Sie wartete nicht auf Ione's Antwort, sondern fuhr, noch während sie sprach, sanft und langsam mit ihrer Hand über die gebeugten und halb abgewandten Züge der Griechin hin – Züge, die nur ein Bild der Welt noch jetzt darstellt und zurückrufen kann. Dieses Bild ist die verstümmelte, aber doch so wundervolle Statue in Ione's Vaterstadt, in Neapel; jenes Antlitz von parischem Marmor, vor welchem alle Schönheit der florentinischen Venus ärmlich und irdisch erscheint – jenes Gesicht, voll Harmonie, Jugend, Geist und Seele, das neuere Forscher für eine Darstellung der Psyche halten.Die wundervollen Ueberbleibsel der so benannten Statue in dem Museo Burbonico. Das Gesicht ist, was die Züge und das darin ausgedrückte Gefühl anbelangt, das schönste, was uns die alte Bildhauerkunst hinterlassen hat.

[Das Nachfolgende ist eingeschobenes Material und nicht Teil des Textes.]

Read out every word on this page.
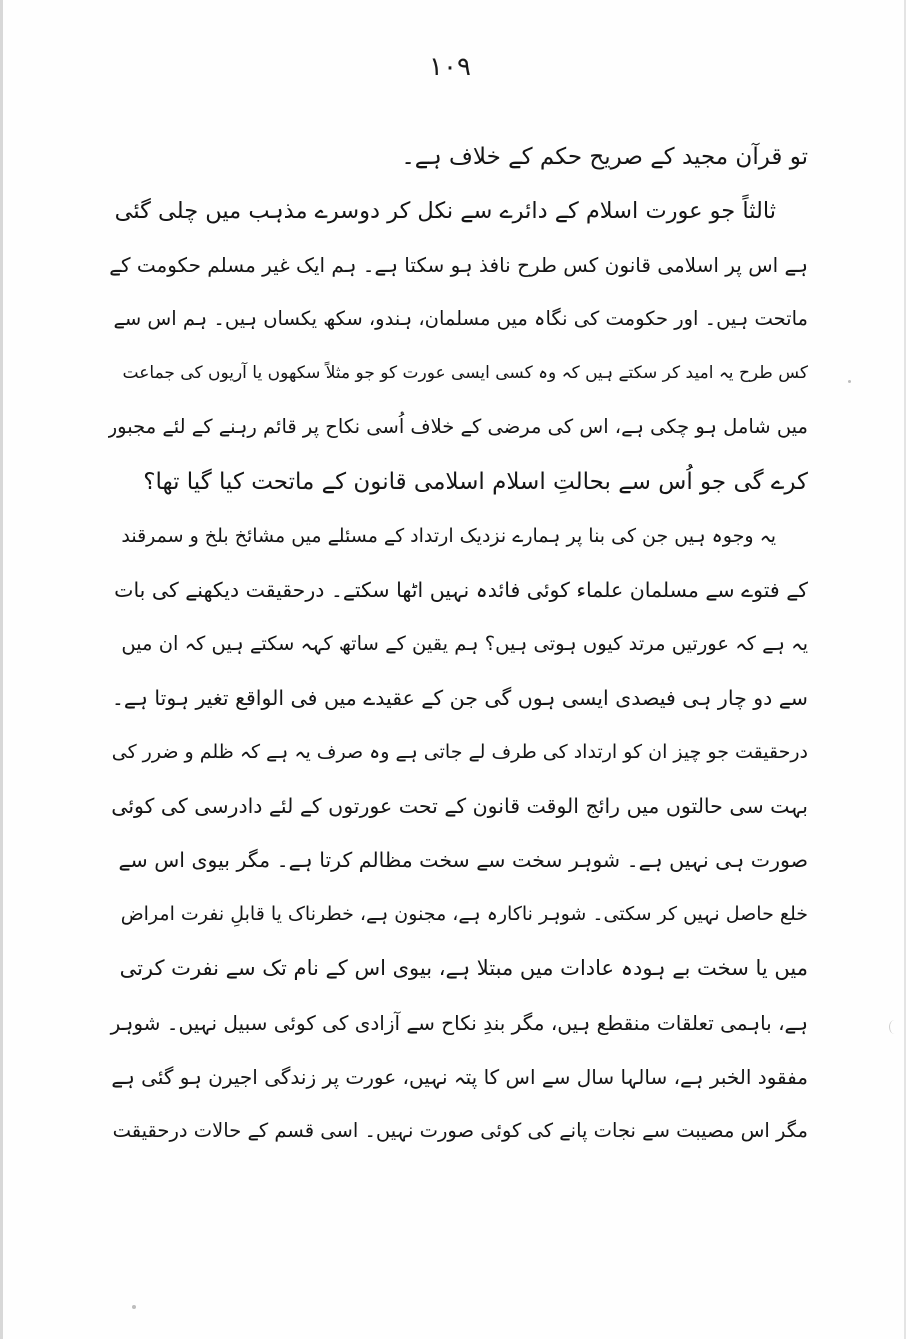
۱۰۹
تو قرآن مجید کے صریح حکم کے خلاف ہے۔
ثالثاً جو عورت اسلام کے دائرے سے نکل کر دوسرے مذہب میں چلی گئی
ہے اس پر اسلامی قانون کس طرح نافذ ہو سکتا ہے۔ ہم ایک غیر مسلم حکومت کے
ماتحت ہیں۔ اور حکومت کی نگاہ میں مسلمان، ہندو، سکھ یکساں ہیں۔ ہم اس سے
کس طرح یہ امید کر سکتے ہیں کہ وہ کسی ایسی عورت کو جو مثلاً سکھوں یا آریوں کی جماعت
میں شامل ہو چکی ہے، اس کی مرضی کے خلاف اُسی نکاح پر قائم رہنے کے لئے مجبور
کرے گی جو اُس سے بحالتِ اسلام اسلامی قانون کے ماتحت کیا گیا تھا؟
یہ وجوہ ہیں جن کی بنا پر ہمارے نزدیک ارتداد کے مسئلے میں مشائخ بلخ و سمرقند
کے فتوے سے مسلمان علماء کوئی فائدہ نہیں اٹھا سکتے۔ درحقیقت دیکھنے کی بات
یہ ہے کہ عورتیں مرتد کیوں ہوتی ہیں؟ ہم یقین کے ساتھ کہہ سکتے ہیں کہ ان میں
سے دو چار ہی فیصدی ایسی ہوں گی جن کے عقیدے میں فی الواقع تغیر ہوتا ہے۔
درحقیقت جو چیز ان کو ارتداد کی طرف لے جاتی ہے وہ صرف یہ ہے کہ ظلم و ضرر کی
بہت سی حالتوں میں رائج الوقت قانون کے تحت عورتوں کے لئے دادرسی کی کوئی
صورت ہی نہیں ہے۔ شوہر سخت سے سخت مظالم کرتا ہے۔ مگر بیوی اس سے
خلع حاصل نہیں کر سکتی۔ شوہر ناکارہ ہے، مجنون ہے، خطرناک یا قابلِ نفرت امراض
میں یا سخت بے ہودہ عادات میں مبتلا ہے، بیوی اس کے نام تک سے نفرت کرتی
ہے، باہمی تعلقات منقطع ہیں، مگر بندِ نکاح سے آزادی کی کوئی سبیل نہیں۔ شوہر
مفقود الخبر ہے، سالہا سال سے اس کا پتہ نہیں، عورت پر زندگی اجیرن ہو گئی ہے
مگر اس مصیبت سے نجات پانے کی کوئی صورت نہیں۔ اسی قسم کے حالات درحقیقت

Ihre Augen glitten langsam über das geflochtene Haar und die glatte Stirne – über die weiche und blühende Wange, über das Grübchen im Kinn – über den weißen Schwanenhals. »Ich weiß jetzt,« hub sie an, »daß Du schön bist, und kann Dich mir nun und für immer in meiner Dunkelheit vorstellen.«

Als Nydia sie verließ, versank Ione in tiefe aber köstliche Träumereien. Glaukus liebte sie also; er gestand es – ja, er liebte sie. Sie wunderte sich, wie sie je eine Silbe gegen ihn hatte glauben können, sie wunderte sich, wie der Egypter fähig gewesen war, eine Gewalt gegen Glaukus auszuüben. Sie fühlte einen Schauder, als sie nochmals auf seine Warnung gegen den Arbaces zurückkam und ihre geheime Furcht vor diesem dunkeln Wesen steigerte sich bis zum Grauen. Aus diesen Gedanken wurde sie durch ihre Dienerinnen aufgeweckt, die ihr meldeten, daß die zum Besuche des Arbaces bestimmte Stunde nunmehr gekommen sei. Sie erschrak, denn sie hatte das Versprechen vergessen Ihr erster Entschluß war, diesen Besuch zu unterlassen, ihr zweiter, über ihre Furcht vor ihrem ältesten Freunde zu lachen. Sie beeilte sich, ihrer Kleidung den übrigen Schmuck beizufügen, und unentschlossen, ob sie schon jetzt den Egypter näher über seine Anklagen gegen Glaukus befragen, oder ob sie warten solle, bis sie, ohne die Quelle anzugeben, die Anschuldigung selbst dem Glaukus mitgetheilt habe, schlug sie den Weg nach der düstern Behausung des Arbaces ein.